Toronto board changes notice strategy
Canada’s largest school board announced on Monday that it now send COVID-19 positive case notification letters (of all self-reported cases) to all students in the affected schoola change from the previous policy of only sending notes to families in relevant classrooms.
The impetus for the change was the Toronto District School Board’s desire to streamline communication with families, especially for high school students who have different classes throughout the day, spokesperson Ryan Bird said. who noted that the decision comes at an opportune time given that “anecdotally, yes, we’re hearing about an increase in cases.”

With school boards no longer centrally tracking COVID-19 cases by location on a day-to-day basis, per Ontario Ministry of Education guidelines, “we just don’t have that hard data. “.

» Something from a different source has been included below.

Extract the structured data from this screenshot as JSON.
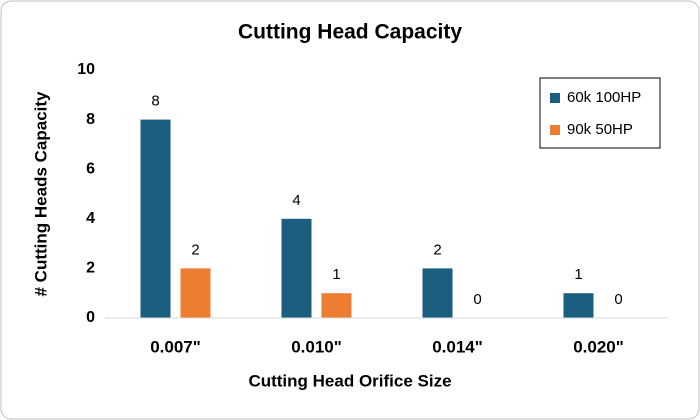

According to Bird, despite the fact that many pandemic measures in schools were lifted this spring, the board is doing its best with the remaining measures to keep everyone safe.
“I now think everyone basically mixes during the school day and after the school day, [sending school-wide notification letters] really gives people that higher level of detail,” he said.
“It’s really more on the families to make the best decision based on their unique circumstances.”